So much happens in the last seven pages. I wished the book could have turned out differently, yet the conclusion effectively sews it all up, and all within a cozy 220 pages. If you enjoy writers like Muriel Spark and Barbara Pym, you must try Elizabeth Taylor. Her work is similarly built around wry, perceptive observations about relationships and ways of life. This was my fourth novel by her, and I’d call it my second favorite so far after Mrs. Palfrey at the Claremont.

 

(Secondhand books are such good value: These two charity shop paperbacks cost me less than 85 pence in total. Such a low total spend per hour of enjoyment!)

 

 

This month I also read The Summer without Men by Siri Hustvedt (discussed here along with a few other recent reads). Earlier in the year I reviewed Ricarda Huch’s The Last Summer, and last year I reviewed the Summer anthology from the Wildlife Trusts. “Summer” turns up fairly frequently in titles of books I’ve read or want to read, in fact. Here’s the whole list!

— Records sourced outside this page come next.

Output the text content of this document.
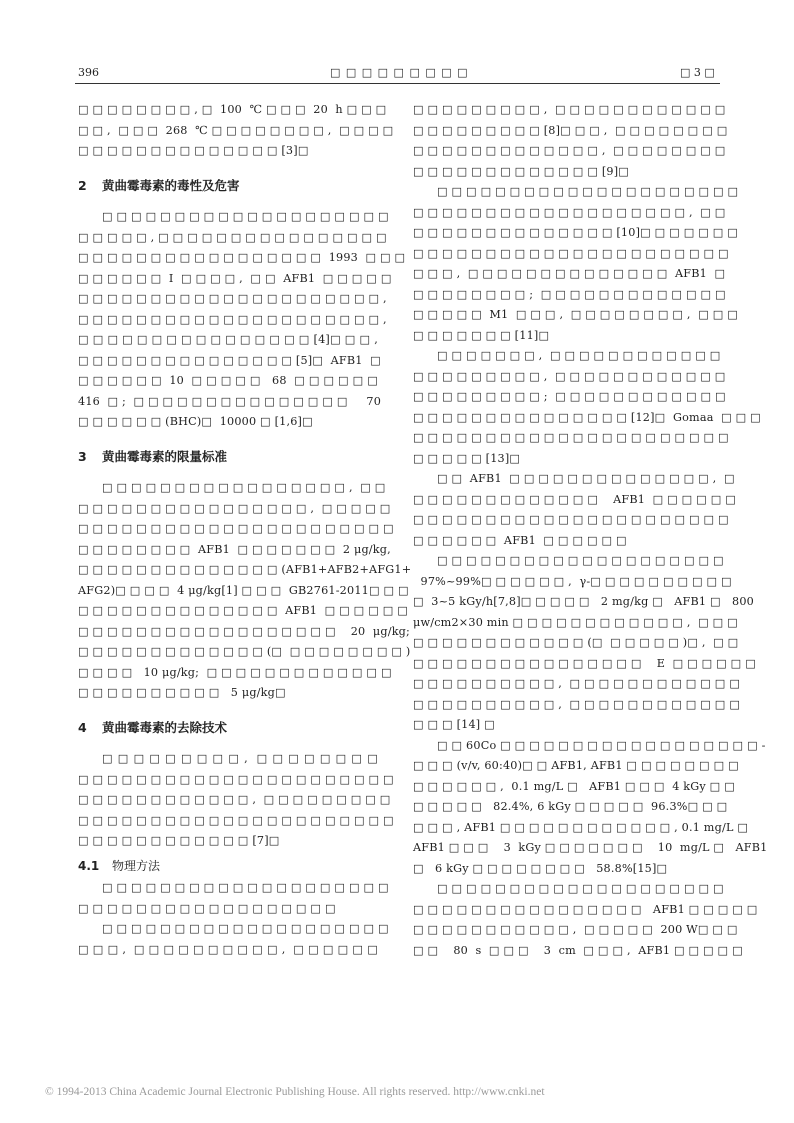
396	□ □ □ □ □ □ □ □ □	□ 3 □
□ □ □ □ □ □ □ □ , □  100  ℃ □ □ □  20  h □ □ □
□ □ ,  □ □ □  268  ℃ □ □ □ □ □ □ □ □ ,  □ □ □ □
□ □ □ □ □ □ □ □ □ □ □ □ □ □ [3]□
2 黄曲霉毒素的毒性及危害
□ □ □ □ □ □ □ □ □ □ □ □ □ □ □ □ □ □ □ □
□ □ □ □ □ , □ □ □ □ □ □ □ □ □ □ □ □ □ □ □ □
□ □ □ □ □ □ □ □ □ □ □ □ □ □ □ □ □  1993  □ □ □
□ □ □ □ □ □  I  □ □ □ □ ,  □ □  AFB1  □ □ □ □ □
□ □ □ □ □ □ □ □ □ □ □ □ □ □ □ □ □ □ □ □ □ ,
□ □ □ □ □ □ □ □ □ □ □ □ □ □ □ □ □ □ □ □ □ ,
□ □ □ □ □ □ □ □ □ □ □ □ □ □ □ □ [4]□ □ □ ,
□ □ □ □ □ □ □ □ □ □ □ □ □ □ □ [5]□  AFB1  □
□ □ □ □ □ □  10  □ □ □ □ □   68  □ □ □ □ □ □
416  □ ;  □ □ □ □ □ □ □ □ □ □ □ □ □ □ □     70
□ □ □ □ □ □ (BHC)□  10000 □ [1,6]□
3 黄曲霉毒素的限量标准
□ □ □ □ □ □ □ □ □ □ □ □ □ □ □ □ □ ,  □ □
□ □ □ □ □ □ □ □ □ □ □ □ □ □ □ □ ,  □ □ □ □ □
□ □ □ □ □ □ □ □ □ □ □ □ □ □ □ □ □ □ □ □ □ □
□ □ □ □ □ □ □ □  AFB1  □ □ □ □ □ □ □  2 μg/kg,
□ □ □ □ □ □ □ □ □ □ □ □ □ □ (AFB1+AFB2+AFG1+
AFG2)□ □ □ □  4 μg/kg[1] □ □ □  GB2761-2011□ □ □
□ □ □ □ □ □ □ □ □ □ □ □ □ □  AFB1  □ □ □ □ □ □
□ □ □ □ □ □ □ □ □ □ □ □ □ □ □ □ □ □    20  μg/kg;
□ □ □ □ □ □ □ □ □ □ □ □ □ (□  □ □ □ □ □ □ □ □ )
□ □ □ □   10 μg/kg;  □ □ □ □ □ □ □ □ □ □ □ □ □
□ □ □ □ □ □ □ □ □ □   5 μg/kg□
4 黄曲霉毒素的去除技术
□ □ □ □ □ □ □ □ □ ,  □ □ □ □ □ □ □ □
□ □ □ □ □ □ □ □ □ □ □ □ □ □ □ □ □ □ □ □ □ □
□ □ □ □ □ □ □ □ □ □ □ □ ,  □ □ □ □ □ □ □ □ □
□ □ □ □ □ □ □ □ □ □ □ □ □ □ □ □ □ □ □ □ □ □
□ □ □ □ □ □ □ □ □ □ □ □ [7]□
4.1 物理方法
□ □ □ □ □ □ □ □ □ □ □ □ □ □ □ □ □ □ □ □
□ □ □ □ □ □ □ □ □ □ □ □ □ □ □ □ □ □
□ □ □ □ □ □ □ □ □ □ □ □ □ □ □ □ □ □ □ □
□ □ □ ,  □ □ □ □ □ □ □ □ □ □ ,  □ □ □ □ □ □
□ □ □ □ □ □ □ □ □ ,  □ □ □ □ □ □ □ □ □ □ □ □
□ □ □ □ □ □ □ □ □ [8]□ □ □ ,  □ □ □ □ □ □ □ □
□ □ □ □ □ □ □ □ □ □ □ □ □ ,  □ □ □ □ □ □ □ □
□ □ □ □ □ □ □ □ □ □ □ □ □ [9]□
□ □ □ □ □ □ □ □ □ □ □ □ □ □ □ □ □ □ □ □ □
□ □ □ □ □ □ □ □ □ □ □ □ □ □ □ □ □ □ □ ,  □ □
□ □ □ □ □ □ □ □ □ □ □ □ □ □ [10]□ □ □ □ □ □ □
□ □ □ □ □ □ □ □ □ □ □ □ □ □ □ □ □ □ □ □ □ □
□ □ □ ,  □ □ □ □ □ □ □ □ □ □ □ □ □ □  AFB1  □
□ □ □ □ □ □ □ □ ;  □ □ □ □ □ □ □ □ □ □ □ □ □
□ □ □ □ □  M1  □ □ □ ,  □ □ □ □ □ □ □ □ ,  □ □ □
□ □ □ □ □ □ □ [11]□
□ □ □ □ □ □ □ ,  □ □ □ □ □ □ □ □ □ □ □ □
□ □ □ □ □ □ □ □ □ ,  □ □ □ □ □ □ □ □ □ □ □ □
□ □ □ □ □ □ □ □ □ ;  □ □ □ □ □ □ □ □ □ □ □ □
□ □ □ □ □ □ □ □ □ □ □ □ □ □ □ [12]□  Gomaa  □ □ □
□ □ □ □ □ □ □ □ □ □ □ □ □ □ □ □ □ □ □ □ □ □
□ □ □ □ □ [13]□
□ □  AFB1  □ □ □ □ □ □ □ □ □ □ □ □ □ □ ,  □
□ □ □ □ □ □ □ □ □ □ □ □ □    AFB1  □ □ □ □ □ □
□ □ □ □ □ □ □ □ □ □ □ □ □ □ □ □ □ □ □ □ □ □
□ □ □ □ □ □  AFB1  □ □ □ □ □ □
□ □ □ □ □ □ □ □ □ □ □ □ □ □ □ □ □ □ □ □
97%~99%□ □ □ □ □ □ ,  γ-□ □ □ □ □ □ □ □ □ □
□  3~5 kGy/h[7,8]□ □ □ □ □   2 mg/kg □   AFB1 □   800
μw/cm2×30 min □ □ □ □ □ □ □ □ □ □ □ □ ,  □ □ □
□ □ □ □ □ □ □ □ □ □ □ □ (□  □ □ □ □ □ )□ ,  □ □
□ □ □ □ □ □ □ □ □ □ □ □ □ □ □ □    E  □ □ □ □ □ □
□ □ □ □ □ □ □ □ □ □ ,  □ □ □ □ □ □ □ □ □ □ □ □
□ □ □ □ □ □ □ □ □ □ ,  □ □ □ □ □ □ □ □ □ □ □ □
□ □ □ [14] □
□ □ 60Co □ □ □ □ □ □ □ □ □ □ □ □ □ □ □ □ □ □ -
□ □ □ (v/v, 60:40)□ □ AFB1, AFB1 □ □ □ □ □ □ □ □
□ □ □ □ □ □ ,  0.1 mg/L □   AFB1 □ □ □  4 kGy □ □
□ □ □ □ □   82.4%, 6 kGy □ □ □ □ □  96.3%□ □ □
□ □ □ , AFB1 □ □ □ □ □ □ □ □ □ □ □ □ , 0.1 mg/L □
AFB1 □ □ □    3  kGy □ □ □ □ □ □ □    10  mg/L □   AFB1
□   6 kGy □ □ □ □ □ □ □ □   58.8%[15]□
□ □ □ □ □ □ □ □ □ □ □ □ □ □ □ □ □ □ □ □
□ □ □ □ □ □ □ □ □ □ □ □ □ □ □ □   AFB1 □ □ □ □ □
□ □ □ □ □ □ □ □ □ □ □ ,  □ □ □ □ □  200 W□ □ □
□ □    80  s  □ □ □    3  cm  □ □ □ ,  AFB1 □ □ □ □ □
© 1994-2013 China Academic Journal Electronic Publishing House. All rights reserved. http://www.cnki.net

Have you read any “Summer” books lately?

Am I a (Book) Hoarder?

When I was a kid my parents and sister deemed me a pack rat, and over the years I’ve been a collector of many different things: stamps, coins, figurines, tea sets, shells, fossils, feathers, anything featuring puffins or llamas, and so on. At this point my only active collection is of books, but the others are all still in evidence in my old closet. I had a few good reasons to contemplate my belongings recently: first, I read a book about decluttering; then, on my recent trip back to the States, I helped my sister pack as she prepares to move out of her home of 12 years, and co-hosted a yard sale at my parents’ house to get rid of some of ye olde stuff.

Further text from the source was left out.